Percebi que poucas vezes durante a aula questionei sobre a origem dessas práticas sociais. Ao ouvir as aulas, pude perceber que meus questionamentos vieram, principalmente, quando houve divergência nas respostas das/os alunas/os. Isso me instigava a saber o porquê de seus posicionamentos. Contudo, nos tópicos nos quais todas/os estavam de acordo, não senti necessidade de questionar as práticas, como se fossem evidentes. Ou seja, inconscientemente, eu naturalizei algumas diferenças entre homens e mulheres, tendo em vista que elas passam, muitas vezes, despercebidas aos nossos olhos, pois estão enraizadas na cultura na qual fomos criados.

Isso nos mostra que o trabalho na perspectiva crítica não é previsível, não há certezas ou respostas prontas e acabadas. É um processo que envolve construir conhecimentos e problematizar práticas sociais juntamente com as/os alunas/os. Seguindo esse raciocínio, Lopes e Borges (2015) afirmam que um projeto de formação docente que prevê regras universais se torna impossível no sentido em que não é possível garantir ou prever comportamentos e resultados, pois a interação com a/o outra/o é imprevisível. Somos sujeitos formados por múltiplas identidade, cambiantes e transitórias (HALL, 2014; SILVA, 2014; MASTRELLA-DE-ANDRADE, 2013) e lidamos com outros sujeitos em diferentes contextos sociais.
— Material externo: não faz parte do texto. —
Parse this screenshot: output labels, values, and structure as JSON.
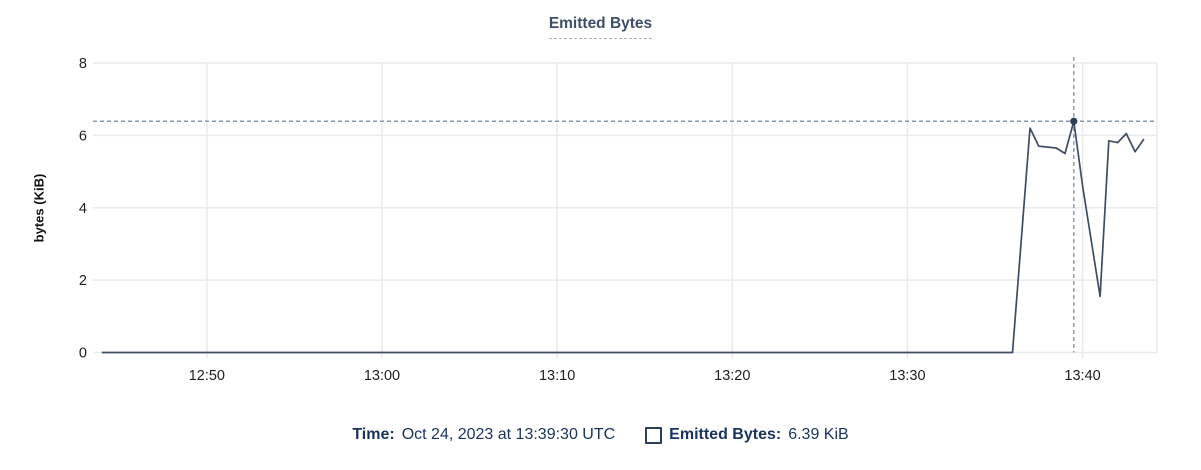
{
  "title": "Emitted Bytes",
  "ylabel": "bytes (KiB)",
  "colors": {
    "line": "#3e4d64",
    "dot": "#2c3d56",
    "crosshair": "#8598ac",
    "grid": "#e9eaec",
    "tick_text": "#202124",
    "title_text": "#3e4f69",
    "legend_text": "#1a335c",
    "title_underline": "#a9b2bd"
  },
  "tooltip": {
    "time_label": "Time:",
    "time_value": "Oct 24, 2023 at 13:39:30 UTC",
    "series_label": "Emitted Bytes:",
    "series_value": "6.39 KiB",
    "swatch_icon": "square-outline-icon"
  },
  "chart_data": {
    "type": "line",
    "title": "Emitted Bytes",
    "xlabel": "",
    "ylabel": "bytes (KiB)",
    "ylim": [
      0,
      8
    ],
    "yticks": [
      0,
      2,
      4,
      6,
      8
    ],
    "x_domain": [
      "12:43:30",
      "13:44:15"
    ],
    "xticks": [
      {
        "t": "12:50:00",
        "label": "12:50"
      },
      {
        "t": "13:00:00",
        "label": "13:00"
      },
      {
        "t": "13:10:00",
        "label": "13:10"
      },
      {
        "t": "13:20:00",
        "label": "13:20"
      },
      {
        "t": "13:30:00",
        "label": "13:30"
      },
      {
        "t": "13:40:00",
        "label": "13:40"
      }
    ],
    "grid": true,
    "legend_position": "bottom",
    "series": [
      {
        "name": "Emitted Bytes",
        "points": [
          [
            "12:44:00",
            0
          ],
          [
            "13:36:00",
            0
          ],
          [
            "13:37:00",
            6.2
          ],
          [
            "13:37:30",
            5.7
          ],
          [
            "13:38:30",
            5.65
          ],
          [
            "13:39:00",
            5.5
          ],
          [
            "13:39:30",
            6.39
          ],
          [
            "13:40:00",
            4.6
          ],
          [
            "13:41:00",
            1.55
          ],
          [
            "13:41:30",
            5.85
          ],
          [
            "13:42:00",
            5.8
          ],
          [
            "13:42:30",
            6.05
          ],
          [
            "13:43:00",
            5.55
          ],
          [
            "13:43:30",
            5.9
          ]
        ]
      }
    ],
    "highlight": {
      "t": "13:39:30",
      "v": 6.39,
      "crosshair": true
    }
  }
}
No questionário da Atividade IV (cf. apêndice 4), as/os alunas/os destacaram se sentir confortáveis em discutir o tema por ser um assunto muito debatido atualmente. Lenor Estevão disse sentir-se “interessada por falar acerca destes assuntos, especialmente a ver estatísticas de mulheres e homens à volta do mundo”. Para Roberta, conhecer novas situações faz “a gente refletir sobre a sociedade atual”.

Com relação ao idioma, especificamente, Anna W afirma ter tido dificuldade em “argumentar sobre os temas em francês em decorrência da diferença de vocabulário”. Em

todo caso, a aluna busca, em seus posicionamentos, se expressar em francês. Ela demonstra interesse no tema e é muito participativa. Washington declara ser interessante discutir o tema para “aprender mais sobre a língua francesa e sobre assuntos que estão presentes em nosso dia a dia”. Para Lenor Estevão, discutir sobre o tema na aula de língua foi “bom porque sinto o meu francês melhorar, especialmente em termos de vocabulário acerca destes assuntos”. Além disso, ela afirma ter tido “mais facilidade para falar em francês do que nas outras aulas”. Ou seja, dois meses após o início da pesquisa, ela já relata notar avanços nas suas capacidades linguístico-discursivas. Em seus comentários, elas/es afirmam sentir falta de vocabulário nas discussões, mas ao mesmo tempo, relatam aprender vocabulário com elas. Isso nos mostra como o LC favorece o uso da língua e, ao usá-la para suas necessidades pessoais, as/os alunas/os a aprendem cada vez mais.

Esses comentários demonstram que desenvolver um trabalho de LC na aula de línguas é, não apenas possível, mas desejável, pois as/os educandas/os desenvolvem suas capacidades de refletir sobre a realidade em que vivem (FREIRE, 2011) por meio da problematização de identidades sociais, possibilitando se apropriar da língua-alvo e usá-la para expressar suas ideias, opiniões e vivências. Consiste em uma formação cidadã que prepara as/os jovens para a vida social, capacitando-as/os a lidar com a diversidade e a agir na sociedade globalizada (MONTE MÓR, 2015; MENEZES DE SOUZA, 2011a).